Sanca telah mengenakan jaket dan celana panjang hendak menjemput Kinan tatkala adiknya itu memasuki rumahnya hanya dengan diam. Amarah Sanca telah memuncak dan ia tengah menanti tumpahnya amarah tersebut pada Kinan.
Beberapa jam hingga beberapa menit yang lalu, Sanca memarahi Kinan melalui telepon lantaran sang adik tidak kunjung pulang hingga larut malam. Kecuali bermain bersamanya atau Catur, Sanca tidak pernah memperbolehkan Kinan pulan lewat dari jam 11 malam.
Malam itu, sayangnya Kinan baru tiba di rumahnya jam dua malam.
Sanca lalu mengunci pagar dan pintu rumah dan langsung menghampiri kamar sang adik yang terturup rapat, bahkan terkunci.
Berkali-kali Sanca mengetuk pintu kamar Kinan sembari membujuknya menjawab apapun yang ditanyakan Sanca, “Nan? Mau makan?”
“Nan?

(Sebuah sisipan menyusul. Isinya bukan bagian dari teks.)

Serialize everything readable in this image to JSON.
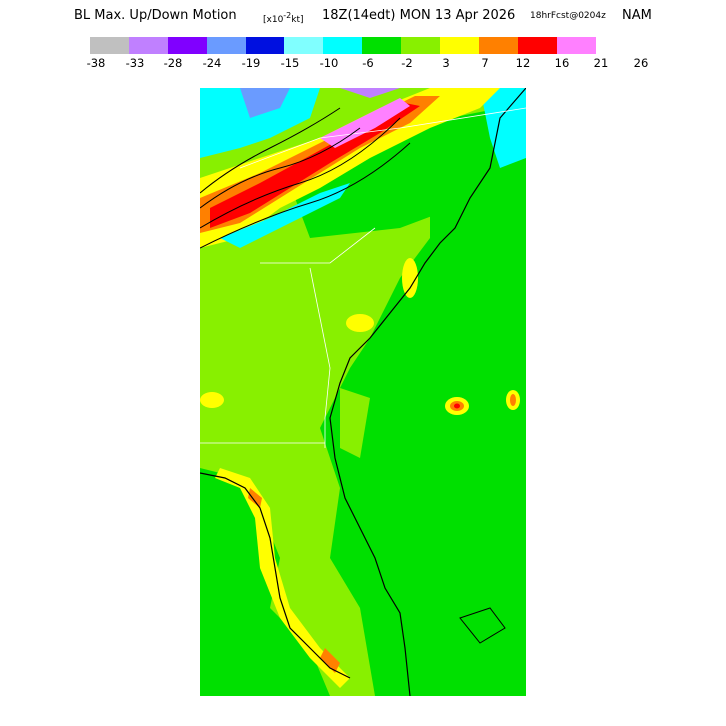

Mau abang siapin air hangat buat mandi?”
“Nan? Maafin abang ya, tadi udah marah-marah.”
Kinan tidak menjawab satu pun sahutan dari Sanca. Sanca masih mengira adiknya membalas amarahnya di telepon.
Hingga esok ketiga pagi tiba, Kinan tak kunjung juga keluar dari kamarnya. Ketukan pintu yang dibuat Sanca tidak digubris sama sekali. Pintunya juga masih terkunci tatkala Sanca mencoba untuk membuka pintu kamar itu.
Kinan benar-benar marah dengan dirinya. Pikir Sanca saat itu.
Hingga jarum jam telah mengarah ke angka sembilan pagi, Kinan tak juga kunjung keluar dari kamarnya. Khawatir sesuatu terjadi dengan adik kembarnya itu, Sanca mengambil kumpulan kunci cadangan di laci kamarnya, dan memilah satu kunci cadangan kamar Kinan.
Dengan kunci cadangan itu, pintu kamar Kinan berhasil dibuka. Kinan masih terbaring di kasurnya dalam diam. Menyadari pintu kamarnya berhasil dibuka, Kinan tanpa perlu aba-aba keluar dari kamarnya dan menghampiri meja makan.
"Kamu kenapa, Nan?" Kinan hanya menggeleng, ia duduk di salah satu kursi makan yang telah disiapkan oleh Sanca, sementara Sanca duduk tepat di seberang Kinan.